In an analyst note to clients, the JPMorgan economists – led by Bruce Kasman – projected nine, quarter-percentage-point rate increases at every policy-setting meeting until March 2023.
"We now look for the Fed to hike 25bp at each of the next nine meetings, with the policy rate approaching a neutral stance by early next year," the note said.
The revised outlook comes after the Labor Department reported that the consumer price index rose 7.5% in January from a year ago, marking the fastest increase since February 1982, when inflation hit 7.6%. The CPI – which measures a bevy of goods ranging from gasoline and health care to groceries and rents – jumped 0.6% in the one-month period from December.
The possibility of an aggressive rate hike plan this year is also gaining traction among traders: According to the CME's FedWatch tool, a majority of traders are now pricing in a chance of an increase at every Fed meeting this year.

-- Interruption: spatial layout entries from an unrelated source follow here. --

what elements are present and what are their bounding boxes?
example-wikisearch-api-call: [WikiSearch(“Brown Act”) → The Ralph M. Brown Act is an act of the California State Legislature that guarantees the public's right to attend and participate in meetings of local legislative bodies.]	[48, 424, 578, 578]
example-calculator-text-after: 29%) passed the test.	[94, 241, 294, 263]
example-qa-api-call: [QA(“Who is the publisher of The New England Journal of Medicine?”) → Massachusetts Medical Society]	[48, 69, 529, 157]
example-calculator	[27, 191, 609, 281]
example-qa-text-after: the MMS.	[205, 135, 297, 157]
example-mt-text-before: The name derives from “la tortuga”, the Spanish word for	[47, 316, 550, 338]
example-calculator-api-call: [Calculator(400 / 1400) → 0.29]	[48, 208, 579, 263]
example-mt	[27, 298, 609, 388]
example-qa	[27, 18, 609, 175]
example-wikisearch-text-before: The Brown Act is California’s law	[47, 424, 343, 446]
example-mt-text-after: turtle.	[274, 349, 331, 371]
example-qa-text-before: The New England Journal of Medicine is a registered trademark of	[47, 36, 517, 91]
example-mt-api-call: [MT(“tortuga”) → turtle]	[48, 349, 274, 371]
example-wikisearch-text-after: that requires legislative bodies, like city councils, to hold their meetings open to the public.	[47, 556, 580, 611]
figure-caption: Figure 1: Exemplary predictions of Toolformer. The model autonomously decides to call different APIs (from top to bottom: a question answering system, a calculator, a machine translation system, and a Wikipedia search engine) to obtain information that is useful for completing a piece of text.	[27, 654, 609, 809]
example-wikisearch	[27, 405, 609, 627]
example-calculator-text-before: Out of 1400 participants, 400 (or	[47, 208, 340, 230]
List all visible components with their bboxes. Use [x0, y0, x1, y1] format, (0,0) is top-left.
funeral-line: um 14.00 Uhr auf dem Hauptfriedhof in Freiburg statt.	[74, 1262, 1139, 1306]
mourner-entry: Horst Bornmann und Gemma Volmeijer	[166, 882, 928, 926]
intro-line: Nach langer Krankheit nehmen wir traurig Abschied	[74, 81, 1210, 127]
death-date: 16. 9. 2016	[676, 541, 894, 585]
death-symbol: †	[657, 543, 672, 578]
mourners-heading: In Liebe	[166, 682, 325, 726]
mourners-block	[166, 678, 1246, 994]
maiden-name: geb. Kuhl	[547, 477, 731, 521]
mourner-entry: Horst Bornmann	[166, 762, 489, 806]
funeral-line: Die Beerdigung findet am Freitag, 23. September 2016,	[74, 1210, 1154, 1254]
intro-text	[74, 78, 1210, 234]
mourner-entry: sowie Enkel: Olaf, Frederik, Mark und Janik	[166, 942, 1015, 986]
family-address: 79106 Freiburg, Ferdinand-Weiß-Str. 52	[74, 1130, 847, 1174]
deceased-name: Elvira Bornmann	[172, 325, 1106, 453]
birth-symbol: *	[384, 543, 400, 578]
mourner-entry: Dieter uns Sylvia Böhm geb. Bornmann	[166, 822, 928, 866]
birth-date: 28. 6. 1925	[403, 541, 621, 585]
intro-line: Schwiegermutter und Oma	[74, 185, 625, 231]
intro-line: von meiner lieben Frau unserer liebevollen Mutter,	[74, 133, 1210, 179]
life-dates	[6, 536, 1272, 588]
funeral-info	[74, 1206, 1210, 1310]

Many Wall Street banks, including Goldman Sachs and Bank of America, also expect the Fed to raise rates seven times this year in order to quell rising inflation.
Minutes from the U.S. central bank's Jan. 25-26 meeting reinforced the belief that the Fed could chart a more aggressive course to normalize policy.
Many policymakers said last month that current economic conditions could necessitate a quicker normalization of policy than in 2015, though they stressed that this outlook ultimately hinged on financial developments. The Fed kept rates ultra-low for years following the 2008 financial crisis, only raising them once at the end of 2015. Officials subsequently raised rates eight more times over a three-year period.
"Compared with conditions in 2015 when the Committee last began a process of removing monetary policy accommodation, participants viewed that there was a much stronger outlook for growth in economic activity, substantially higher inflation, and a notably tighter labor market," the minutes said. "Consequently, most participants suggested that a faster pace of increases in the target range for the federal funds rate than in the post-2015 period would likely be warranted, should the economy evolve generally in line with the Committee's expectation."
Although policymakers did not provide an exact timeline for the interest rate liftoff, they hinted it could take place during their meeting on March 15-16. The minutes reinforced that sentiment, with officials indicating they plan to raise rates "soon" and that they will begin reducing the $9 trillion balance sheet shortly thereafter.
"There’s nothing really concrete when it comes to a timeline, so there’s still a big question mark there," said Mike Loewengart, managing director of investment strategy at E*Trade. "But the bottom line is rate hikes are coming, and they’re coming soon. Investors should keep in mind that even with a few hikes, rates will remain very low by historical standards, so while they may create volatility, in the long term investors should take it in stride."